Oh, and I'll note that SPDX is not pushing for the URIs at all, but rather they recommend using the SPDX LicenseId like this:
// SPDX-License-Identifier: GPL-2.0-or-later
I think the URI approach is probably better in the linked data context of schema.org, but maybe we should also indicate whether people could or shoud use SPDX LicenseId as well, as @smrgeoinfo did in his example.
I would suggest to always use URIs (avoiding the SPDX example above) and though I would prefer avoiding using multiple URIs, I do see the points raised above. In this context I would suggest the SPDX is always provided and that URIs are used.
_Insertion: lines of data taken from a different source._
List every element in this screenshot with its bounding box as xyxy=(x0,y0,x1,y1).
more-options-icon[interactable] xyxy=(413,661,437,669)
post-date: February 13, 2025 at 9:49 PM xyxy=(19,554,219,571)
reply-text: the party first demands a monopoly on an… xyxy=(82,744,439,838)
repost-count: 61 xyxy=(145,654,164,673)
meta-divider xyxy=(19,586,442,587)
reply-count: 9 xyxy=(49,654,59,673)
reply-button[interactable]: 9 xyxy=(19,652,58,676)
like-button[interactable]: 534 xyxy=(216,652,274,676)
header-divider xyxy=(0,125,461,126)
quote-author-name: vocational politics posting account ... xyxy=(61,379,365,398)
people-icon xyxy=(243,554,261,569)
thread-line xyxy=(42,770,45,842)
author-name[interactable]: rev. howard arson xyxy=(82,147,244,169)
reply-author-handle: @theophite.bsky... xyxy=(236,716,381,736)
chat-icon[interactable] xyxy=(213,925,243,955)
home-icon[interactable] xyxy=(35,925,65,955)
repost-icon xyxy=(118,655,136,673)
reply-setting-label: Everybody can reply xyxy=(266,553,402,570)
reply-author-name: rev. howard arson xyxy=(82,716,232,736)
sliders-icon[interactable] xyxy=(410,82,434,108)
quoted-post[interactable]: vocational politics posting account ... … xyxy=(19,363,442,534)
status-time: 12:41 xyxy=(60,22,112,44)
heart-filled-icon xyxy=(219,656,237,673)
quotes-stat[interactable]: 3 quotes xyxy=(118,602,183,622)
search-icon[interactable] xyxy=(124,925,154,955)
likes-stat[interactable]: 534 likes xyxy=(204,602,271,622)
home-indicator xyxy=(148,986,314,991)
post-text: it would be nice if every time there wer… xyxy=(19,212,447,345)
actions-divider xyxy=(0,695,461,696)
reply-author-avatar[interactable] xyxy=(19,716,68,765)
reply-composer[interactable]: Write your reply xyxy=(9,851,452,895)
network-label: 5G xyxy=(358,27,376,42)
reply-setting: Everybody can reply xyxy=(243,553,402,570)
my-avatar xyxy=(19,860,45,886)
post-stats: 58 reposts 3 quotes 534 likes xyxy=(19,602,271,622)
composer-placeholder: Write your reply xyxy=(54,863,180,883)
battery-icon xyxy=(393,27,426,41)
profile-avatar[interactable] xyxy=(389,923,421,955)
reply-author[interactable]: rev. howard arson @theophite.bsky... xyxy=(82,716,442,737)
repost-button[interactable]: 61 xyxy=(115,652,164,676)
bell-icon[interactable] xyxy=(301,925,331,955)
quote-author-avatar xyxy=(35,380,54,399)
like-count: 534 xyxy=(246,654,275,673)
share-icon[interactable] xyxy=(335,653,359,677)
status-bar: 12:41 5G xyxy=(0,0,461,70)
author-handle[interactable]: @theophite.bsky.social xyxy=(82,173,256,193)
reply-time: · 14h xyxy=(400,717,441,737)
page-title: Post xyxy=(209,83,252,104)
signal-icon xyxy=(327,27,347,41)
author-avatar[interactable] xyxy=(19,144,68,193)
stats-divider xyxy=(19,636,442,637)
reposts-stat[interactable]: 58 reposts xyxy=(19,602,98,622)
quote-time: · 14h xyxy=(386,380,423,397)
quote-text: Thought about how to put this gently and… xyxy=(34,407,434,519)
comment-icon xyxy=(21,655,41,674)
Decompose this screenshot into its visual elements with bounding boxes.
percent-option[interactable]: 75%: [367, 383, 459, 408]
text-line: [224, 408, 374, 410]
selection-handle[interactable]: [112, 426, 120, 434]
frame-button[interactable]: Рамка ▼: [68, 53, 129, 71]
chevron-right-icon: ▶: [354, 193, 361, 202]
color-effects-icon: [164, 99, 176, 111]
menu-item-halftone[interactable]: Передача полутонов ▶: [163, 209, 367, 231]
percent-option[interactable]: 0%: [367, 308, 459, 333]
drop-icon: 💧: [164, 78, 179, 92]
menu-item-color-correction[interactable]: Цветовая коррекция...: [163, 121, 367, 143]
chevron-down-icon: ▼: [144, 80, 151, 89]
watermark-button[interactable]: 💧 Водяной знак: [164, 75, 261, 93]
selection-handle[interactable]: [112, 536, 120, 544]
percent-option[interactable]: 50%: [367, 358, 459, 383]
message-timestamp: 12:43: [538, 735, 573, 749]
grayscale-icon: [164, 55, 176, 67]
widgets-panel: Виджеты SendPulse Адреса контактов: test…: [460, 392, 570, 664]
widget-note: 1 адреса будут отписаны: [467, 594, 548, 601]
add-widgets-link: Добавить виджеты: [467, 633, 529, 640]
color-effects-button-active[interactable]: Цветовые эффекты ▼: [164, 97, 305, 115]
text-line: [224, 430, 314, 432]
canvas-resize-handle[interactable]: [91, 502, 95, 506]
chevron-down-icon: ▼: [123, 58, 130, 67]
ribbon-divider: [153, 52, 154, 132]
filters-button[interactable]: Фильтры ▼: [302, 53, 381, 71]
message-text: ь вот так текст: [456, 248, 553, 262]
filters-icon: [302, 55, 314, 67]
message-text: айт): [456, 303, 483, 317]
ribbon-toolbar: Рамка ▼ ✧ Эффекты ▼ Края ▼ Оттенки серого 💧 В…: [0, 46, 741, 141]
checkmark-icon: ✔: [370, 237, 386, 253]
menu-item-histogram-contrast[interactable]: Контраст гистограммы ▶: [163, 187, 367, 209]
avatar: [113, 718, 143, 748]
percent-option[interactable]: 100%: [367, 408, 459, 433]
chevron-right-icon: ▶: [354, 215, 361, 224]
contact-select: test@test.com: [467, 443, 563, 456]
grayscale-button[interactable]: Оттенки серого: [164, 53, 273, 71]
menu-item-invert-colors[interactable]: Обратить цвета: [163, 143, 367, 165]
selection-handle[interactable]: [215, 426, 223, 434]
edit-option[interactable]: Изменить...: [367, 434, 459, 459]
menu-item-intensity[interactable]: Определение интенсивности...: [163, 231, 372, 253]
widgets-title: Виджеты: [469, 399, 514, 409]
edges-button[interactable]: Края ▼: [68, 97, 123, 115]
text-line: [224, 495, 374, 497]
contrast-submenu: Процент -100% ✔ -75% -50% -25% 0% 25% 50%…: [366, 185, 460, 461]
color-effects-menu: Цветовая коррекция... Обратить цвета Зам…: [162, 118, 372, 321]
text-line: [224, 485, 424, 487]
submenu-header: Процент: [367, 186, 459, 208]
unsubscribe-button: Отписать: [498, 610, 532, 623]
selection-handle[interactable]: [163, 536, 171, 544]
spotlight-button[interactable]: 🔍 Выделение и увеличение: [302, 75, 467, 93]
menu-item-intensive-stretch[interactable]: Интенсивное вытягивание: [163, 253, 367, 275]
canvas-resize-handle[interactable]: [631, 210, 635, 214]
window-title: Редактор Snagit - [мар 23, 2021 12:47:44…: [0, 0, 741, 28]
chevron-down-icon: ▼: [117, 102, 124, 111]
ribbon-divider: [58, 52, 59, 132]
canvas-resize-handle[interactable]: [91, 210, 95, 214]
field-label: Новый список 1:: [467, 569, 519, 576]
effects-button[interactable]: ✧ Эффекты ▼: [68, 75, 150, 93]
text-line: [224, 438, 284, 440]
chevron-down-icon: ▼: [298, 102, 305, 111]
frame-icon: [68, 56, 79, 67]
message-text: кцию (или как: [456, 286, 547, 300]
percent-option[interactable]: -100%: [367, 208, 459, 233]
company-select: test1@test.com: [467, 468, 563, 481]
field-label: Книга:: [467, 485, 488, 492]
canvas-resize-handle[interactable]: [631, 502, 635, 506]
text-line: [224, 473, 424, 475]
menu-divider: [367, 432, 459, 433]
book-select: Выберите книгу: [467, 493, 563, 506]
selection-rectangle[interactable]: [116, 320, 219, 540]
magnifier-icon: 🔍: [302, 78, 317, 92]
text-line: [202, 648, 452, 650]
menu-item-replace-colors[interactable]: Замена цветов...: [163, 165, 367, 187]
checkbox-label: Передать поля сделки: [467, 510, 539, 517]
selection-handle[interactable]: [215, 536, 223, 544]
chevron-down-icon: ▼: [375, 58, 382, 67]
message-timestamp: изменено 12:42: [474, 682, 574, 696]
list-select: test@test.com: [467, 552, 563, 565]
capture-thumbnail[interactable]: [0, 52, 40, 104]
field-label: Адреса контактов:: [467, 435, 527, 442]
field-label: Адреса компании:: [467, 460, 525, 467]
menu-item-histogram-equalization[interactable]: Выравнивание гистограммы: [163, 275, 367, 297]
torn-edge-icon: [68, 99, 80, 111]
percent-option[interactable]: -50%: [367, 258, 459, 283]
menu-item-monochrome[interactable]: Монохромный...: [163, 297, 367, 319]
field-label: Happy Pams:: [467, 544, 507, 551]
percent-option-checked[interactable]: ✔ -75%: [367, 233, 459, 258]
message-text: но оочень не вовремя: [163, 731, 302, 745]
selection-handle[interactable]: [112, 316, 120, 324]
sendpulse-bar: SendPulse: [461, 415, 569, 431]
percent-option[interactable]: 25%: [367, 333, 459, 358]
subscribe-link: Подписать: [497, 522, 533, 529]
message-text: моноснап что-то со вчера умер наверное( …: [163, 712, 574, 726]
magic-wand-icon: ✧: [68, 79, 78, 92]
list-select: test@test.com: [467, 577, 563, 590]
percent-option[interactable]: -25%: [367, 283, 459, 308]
Given that the Creative Commons folks will likely not be able to use mentions of the SPDX URL's or terms in their usage gathering (important for maintaining funding); I strongly support requiring use of canonical URL's for licenses that have them (e.g., Creative Commons) and SPDX if not.
I note that GNU has canonical URL's for their licenses, complete with versions even for outdated licenses. The Apache licenses also have canonical URL's.
You might want to look at http://cor.esipfed.org/ont/earthcube/swl for a thought at how to use an ontology that uses those canonical URL's. Perhaps this could be updated?
The Apache-2.0 license contains the following URL (which doesn't point specifically at the 2.0 version):
That page provides a link to the Apache-2.0 license page at Apache.org (http://www.apache.org/licenses/LICENSE-2.0), which in turn lists the following two URLs for the license at the very top of the page, along with the SPDX licenseId:
I can't find any location that indicates which of these 4 URLs is canonical and should be used for referencing. None of those pages contain any mahcine-readable metadata like the SPDX pages do, as far as I can tell. Thoughts and pointers appreciated on how to find the canonical URL.
http://www.apache.org/licenses/ also points to the Apache 1.1 license (http://www.apache.org/licenses/LICENSE-1.1) and the Apache 1.0 license (http://www.apache.org/licenses/LICENSE-1.0). The naming convention and location for the license is very clear. Apparently my use of the word canonical is throwing you off. I apologize for that.
Decision marked as accepted in associated ADR. Changes merged into develop
and ready for release.
At the Polar Data Forum meeting, we discussed recommending a standard license URL for the
license
field. While Creative Commons licenses have canonical URLs, many or most others are ambiguous about what their license urls would be. The SPDX Licenses list provides a comprehensive list of licenses and a standard set of URLs for referring to them. This is the primary source of license information for standard operating systems like Debian and languages like Python, and we recommend that guidance should be added that these URLs should be used over making up your own for a given license.